On the rotational inertia front, the counterweights on the flat-plane crankshaft’s middle throws are trimmed for a 2.6-pound weight savings, and the flywheel is lightened by a further 3.3 pounds. F1-style titanium connecting rods save a total of 3.7 pounds and stand up better to the 10 percent greater structural loads generated by the higher (1,740-psi) peak cylinder pressures. Toward that end, the pistons also get thicker crowns and wrist pins with a new diamondlike carbon coating material for reduced friction. Compression increases from 9.4:1 to 9.6:1. New hollow intake valve stems save almost a half ounce each, which is meaningful at the speeds they’re bouncing up and down. Total rotational inertia is down by 17 percent, so the engine’s eagerness to rev improves by that amount. A lightened A/C compressor, thinner cylinder liners, and assorted other weight trimmings add up to an engine that’s 40 pounds lighter.

On the turbo-lag-reduction front, the IHI/Honeywell turbos already use ultra-light titanium aluminide turbine wheels, which Ferrari machines along with the seal plates behind them. Those seal plates use “abradable seals” that minimize the compressor-seal gaps to improve efficiency by 2 percent. New ball bearings reduce friction in these turbos by 30 percent, and peak boost rises from the standard 488’s 20 psi to 22 psi. Another big turbo upgrade is the addition of Hall-effect speed sensors that count the turbine blades as they pass to more precisely determine each turbo’s exact speed. Every turbo has a maximum permissible speed, and engines that compute turbo speed from other engine parameters can’t push the turbos right to their limits as this one can.

Ferrari really wanted this turbo engine to feel like a naturally aspirated one, and that mission appears to have been accomplished. Their metric for this: time to 90 percent power when matting the accelerator from a 2,000-rpm cruising speed in third gear. The 458 Italia took 0.6 second, the 488 Pista needs 0.8. Another measure: time to peak intake plenum pressure when transitioning from 40 to 100 percent throttle opening, which is 0.3 second quicker now. Another measure: The official Fiorano lap time drops from 1:23.0 to 1:21.5.

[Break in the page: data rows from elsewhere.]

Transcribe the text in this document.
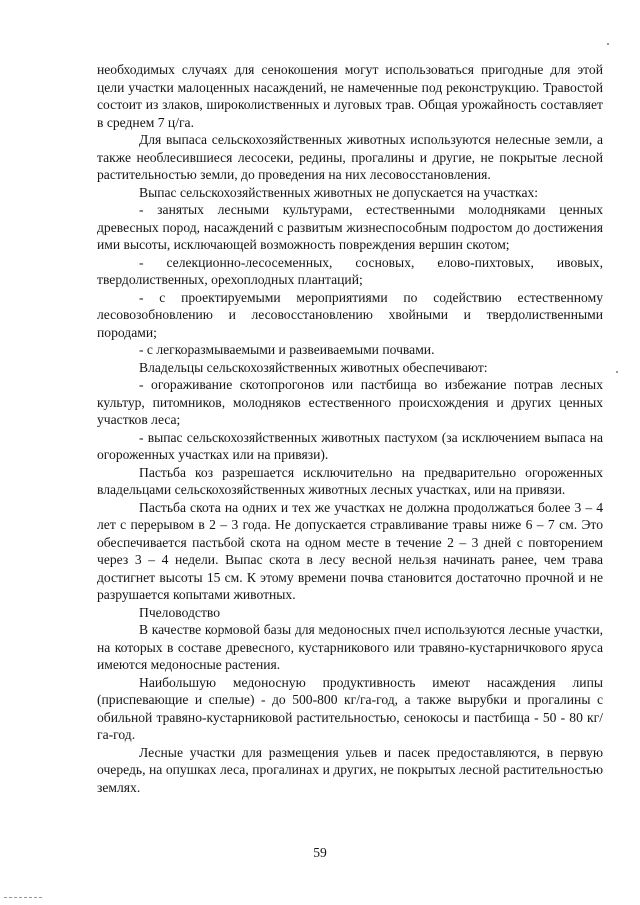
необходимых случаях для сенокошения могут использоваться пригодные для этой цели участки малоценных насаждений, не намеченные под реконструкцию. Травостой состоит из злаков, широколиственных и луговых трав. Общая урожайность составляет в среднем 7 ц/га.

Для выпаса сельскохозяйственных животных используются нелесные земли, а также необлесившиеся лесосеки, редины, прогалины и другие, не покрытые лесной растительностью земли, до проведения на них лесовосстановления.

Выпас сельскохозяйственных животных не допускается на участках:

- занятых лесными культурами, естественными молодняками ценных древесных пород, насаждений с развитым жизнеспособным подростом до достижения ими высоты, исключающей возможность повреждения вершин скотом;

- селекционно-лесосеменных, сосновых, елово-пихтовых, ивовых, твердолиственных, орехоплодных плантаций;

- с проектируемыми мероприятиями по содействию естественному лесовозобновлению и лесовосстановлению хвойными и твердолиственными породами;

- с легкоразмываемыми и развеиваемыми почвами.

Владельцы сельскохозяйственных животных обеспечивают:

- огораживание скотопрогонов или пастбища во избежание потрав лесных культур, питомников, молодняков естественного происхождения и других ценных участков леса;

- выпас сельскохозяйственных животных пастухом (за исключением выпаса на огороженных участках или на привязи).

Пастьба коз разрешается исключительно на предварительно огороженных владельцами сельскохозяйственных животных лесных участках, или на привязи.

Пастьба скота на одних и тех же участках не должна продолжаться более 3 – 4 лет с перерывом в 2 – 3 года. Не допускается стравливание травы ниже 6 – 7 см. Это обеспечивается пастьбой скота на одном месте в течение 2 – 3 дней с повторением через 3 – 4 недели. Выпас скота в лесу весной нельзя начинать ранее, чем трава достигнет высоты 15 см. К этому времени почва становится достаточно прочной и не разрушается копытами животных.

Пчеловодство

В качестве кормовой базы для медоносных пчел используются лесные участки, на которых в составе древесного, кустарникового или травяно-кустарничкового яруса имеются медоносные растения.

Наибольшую медоносную продуктивность имеют насаждения липы (приспевающие и спелые) - до 500-800 кг/га-год, а также вырубки и прогалины с обильной травяно-кустарниковой растительностью, сенокосы и пастбища - 50 - 80 кг/га-год.

Лесные участки для размещения ульев и пасек предоставляются, в первую очередь, на опушках леса, прогалинах и других, не покрытых лесной растительностью землях.

59
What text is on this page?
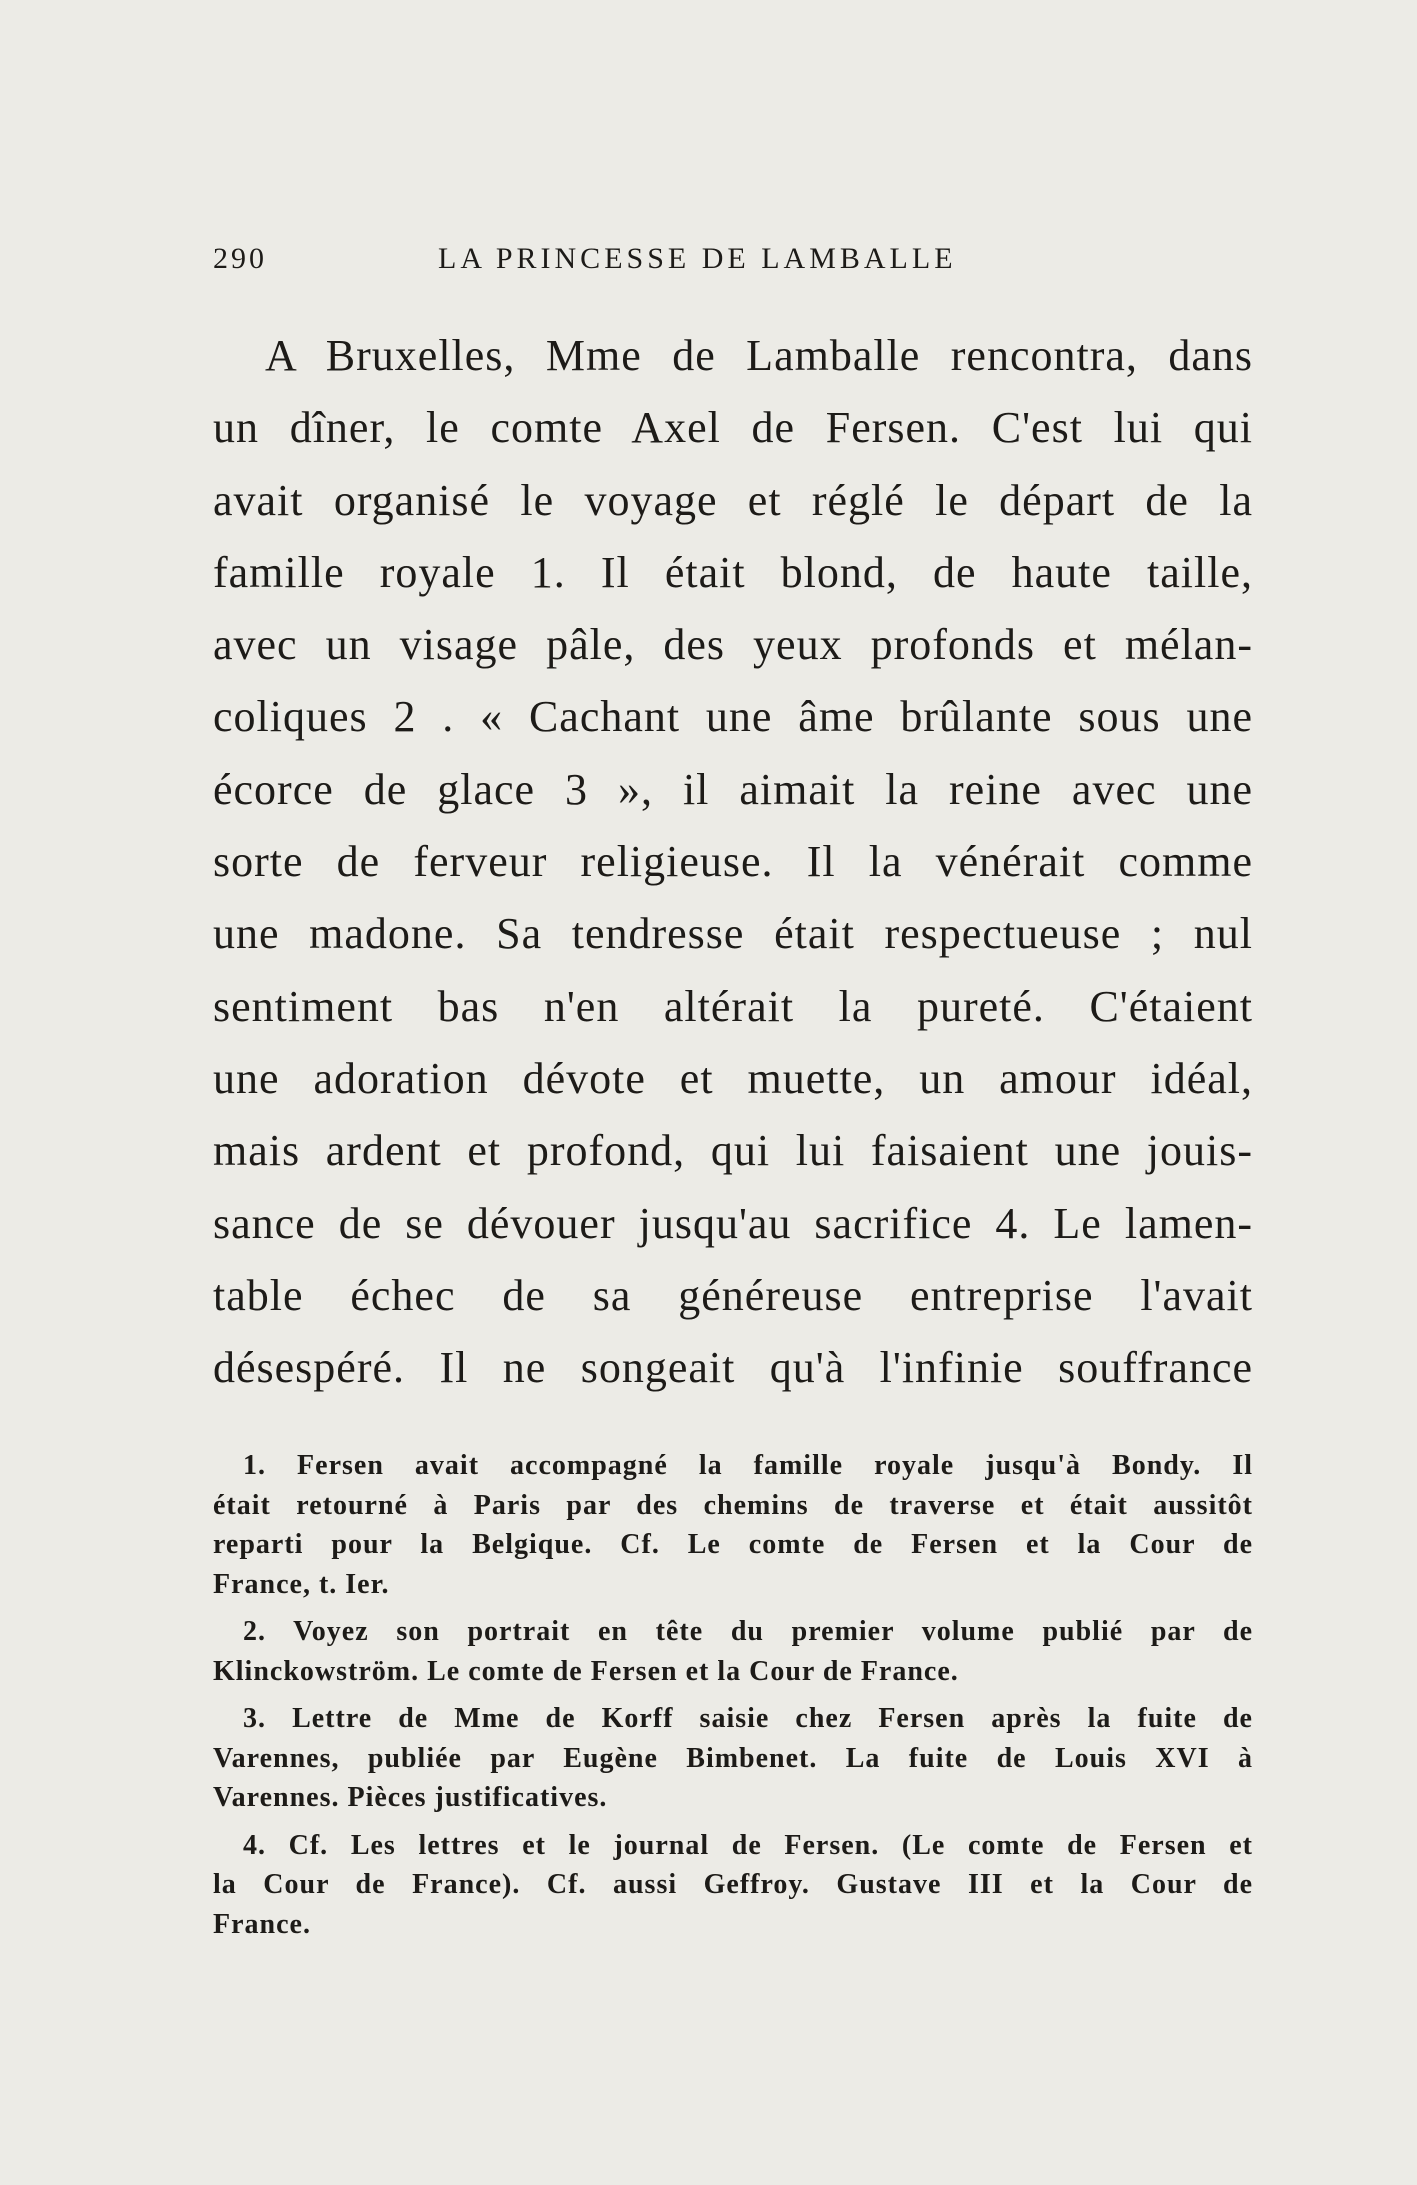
290	LA PRINCESSE DE LAMBALLE
A Bruxelles, Mme de Lamballe rencontra, dans
un dîner, le comte Axel de Fersen. C'est lui qui
avait organisé le voyage et réglé le départ de la
famille royale 1. Il était blond, de haute taille,
avec un visage pâle, des yeux profonds et mélan-
coliques 2 . « Cachant une âme brûlante sous une
écorce de glace 3 », il aimait la reine avec une
sorte de ferveur religieuse. Il la vénérait comme
une madone. Sa tendresse était respectueuse ; nul
sentiment bas n'en altérait la pureté. C'étaient
une adoration dévote et muette, un amour idéal,
mais ardent et profond, qui lui faisaient une jouis-
sance de se dévouer jusqu'au sacrifice 4. Le lamen-
table échec de sa généreuse entreprise l'avait
désespéré. Il ne songeait qu'à l'infinie souffrance
1. Fersen avait accompagné la famille royale jusqu'à Bondy. Il
était retourné à Paris par des chemins de traverse et était aussitôt
reparti pour la Belgique. Cf. Le comte de Fersen et la Cour de
France, t. Ier.
2. Voyez son portrait en tête du premier volume publié par de
Klinckowström. Le comte de Fersen et la Cour de France.
3. Lettre de Mme de Korff saisie chez Fersen après la fuite de
Varennes, publiée par Eugène Bimbenet. La fuite de Louis XVI à
Varennes. Pièces justificatives.
4. Cf. Les lettres et le journal de Fersen. (Le comte de Fersen et
la Cour de France). Cf. aussi Geffroy. Gustave III et la Cour de
France.
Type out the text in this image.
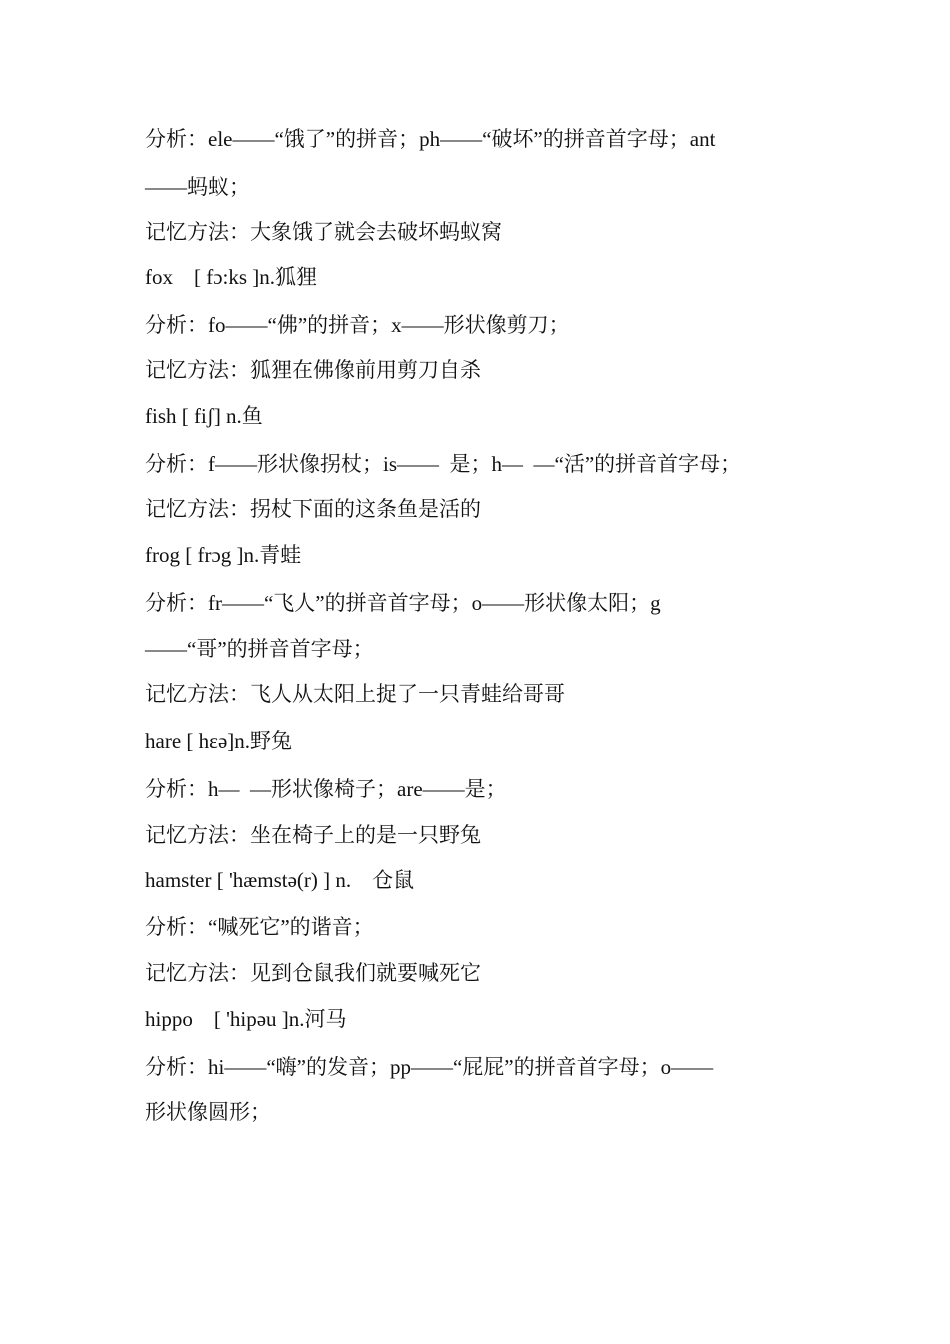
分析：ele——“饿了”的拼音；ph——“破坏”的拼音首字母；ant
——蚂蚁；
记忆方法：大象饿了就会去破坏蚂蚁窝
fox    [ fɔ:ks ]n.狐狸
分析：fo——“佛”的拼音；x——形状像剪刀；
记忆方法：狐狸在佛像前用剪刀自杀
fish [ fiʃ] n.鱼
分析：f——形状像拐杖；is——  是；h—  —“活”的拼音首字母；
记忆方法：拐杖下面的这条鱼是活的
frog [ frɔg ]n.青蛙
分析：fr——“飞人”的拼音首字母；o——形状像太阳；g
——“哥”的拼音首字母；
记忆方法：飞人从太阳上捉了一只青蛙给哥哥
hare [ hɛə]n.野兔
分析：h—  —形状像椅子；are——是；
记忆方法：坐在椅子上的是一只野兔
hamster [ 'hæmstə(r) ] n.    仓鼠
分析：“喊死它”的谐音；
记忆方法：见到仓鼠我们就要喊死它
hippo    [ 'hipəu ]n.河马
分析：hi——“嗨”的发音；pp——“屁屁”的拼音首字母；o——
形状像圆形；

Some of the above parts are borrowed directly or adapted slightly from the racing versions of the F154 engine that go in the 488 GTE and Challenge cars: the turbos, crankshaft, exhaust manifolds, and cylinder liners. Brand-new for this engine are the titanium con-rods, intake plenums, intake valves, pistons, pins, and camshafts. In all, 50 percent of the F154 CD parts differ from those of the base 488’s CB engine. Oh, and one final bit of cake icing: The Pista’s Euro-spec CO2 emissions drop from 0.39 to 0.37 grams/kilometer. #PistaSavesThePlanet!